Bloomsday Perennial: Steve Moe is tattooed and ready for 50th race

By Nina Culver For The Spokesman-Review

There’s no doubt of Steve Moe’s love for Bloomsday. It’s tattooed on his calf.

Moe grew up in Kellogg and was working a health care job when the first Bloomsday was announced. He was decidedly not a runner.

“I was a 24-year-old fat guy,” he said. “I decided to try to get into shape.”

He and a couple friends played pickup basketball at the Spokane Club and decided they would sign up for the first race together.

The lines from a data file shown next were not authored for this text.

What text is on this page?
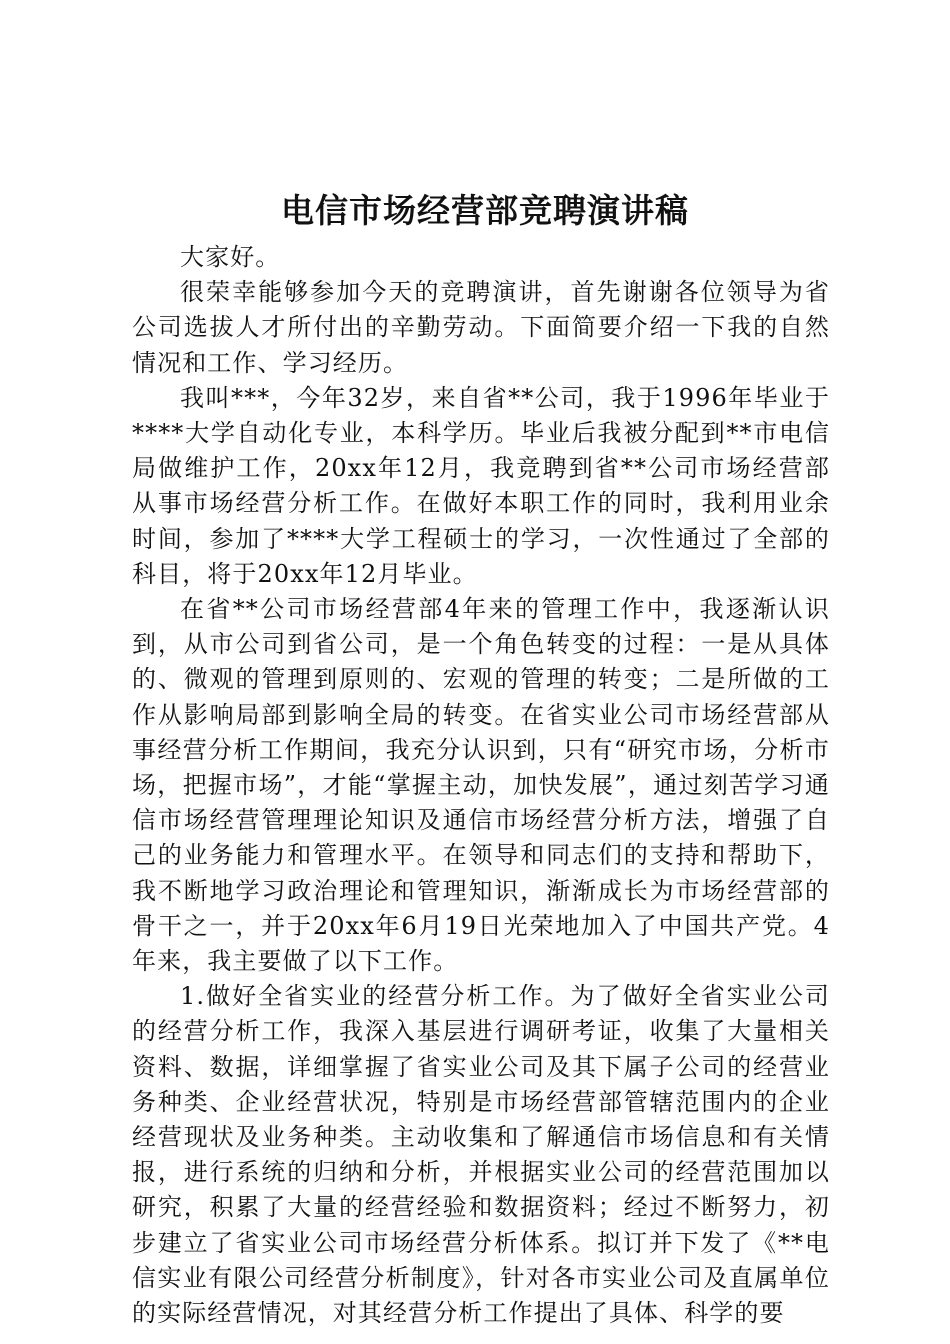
电信市场经营部竞聘演讲稿

大家好。

很荣幸能够参加今天的竞聘演讲，首先谢谢各位领导为省公司选拔人才所付出的辛勤劳动。下面简要介绍一下我的自然情况和工作、学习经历。

我叫***，今年32岁，来自省**公司，我于1996年毕业于****大学自动化专业，本科学历。毕业后我被分配到**市电信局做维护工作，20xx年12月，我竞聘到省**公司市场经营部从事市场经营分析工作。在做好本职工作的同时，我利用业余时间，参加了****大学工程硕士的学习，一次性通过了全部的科目，将于20xx年12月毕业。

在省**公司市场经营部4年来的管理工作中，我逐渐认识到，从市公司到省公司，是一个角色转变的过程：一是从具体的、微观的管理到原则的、宏观的管理的转变；二是所做的工作从影响局部到影响全局的转变。在省实业公司市场经营部从事经营分析工作期间，我充分认识到，只有“研究市场，分析市场，把握市场”，才能“掌握主动，加快发展”，通过刻苦学习通信市场经营管理理论知识及通信市场经营分析方法，增强了自己的业务能力和管理水平。在领导和同志们的支持和帮助下，我不断地学习政治理论和管理知识，渐渐成长为市场经营部的骨干之一，并于20xx年6月19日光荣地加入了中国共产党。4年来，我主要做了以下工作。

1.做好全省实业的经营分析工作。为了做好全省实业公司的经营分析工作，我深入基层进行调研考证，收集了大量相关资料、数据，详细掌握了省实业公司及其下属子公司的经营业务种类、企业经营状况，特别是市场经营部管辖范围内的企业经营现状及业务种类。主动收集和了解通信市场信息和有关情报，进行系统的归纳和分析，并根据实业公司的经营范围加以研究，积累了大量的经营经验和数据资料；经过不断努力，初步建立了省实业公司市场经营分析体系。拟订并下发了《**电信实业有限公司经营分析制度》，针对各市实业公司及直属单位的实际经营情况，对其经营分析工作提出了具体、科学的要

They would jog through Riverfront Park after their games to train.

When the race began at 1:30 p.m. that first year on an unseasonably warm Sunday in May, Moe struggled. It wasn’t only the heat that nearly did him in. “I thought I was going to die when I finished that first mile,” he said. “I ran in Hush Puppy duck shoes, which have no cushion whatsoever.”

He recalls that there was no traffic control on the race course the first year and someone drove their car on the course right into the thick of the runners. People were running around it and some even hopped up and went over the hood, he said, trapping the car in place.

“That first one was pretty interesting,” he said, noting that he has a personalized “Bloomie” license plate.

As miserable as that first race was, Moe was hooked. He went down to Runner’s Sole the next day and bought himself a proper pair of running shoes, which he compared to “running on a pillow.”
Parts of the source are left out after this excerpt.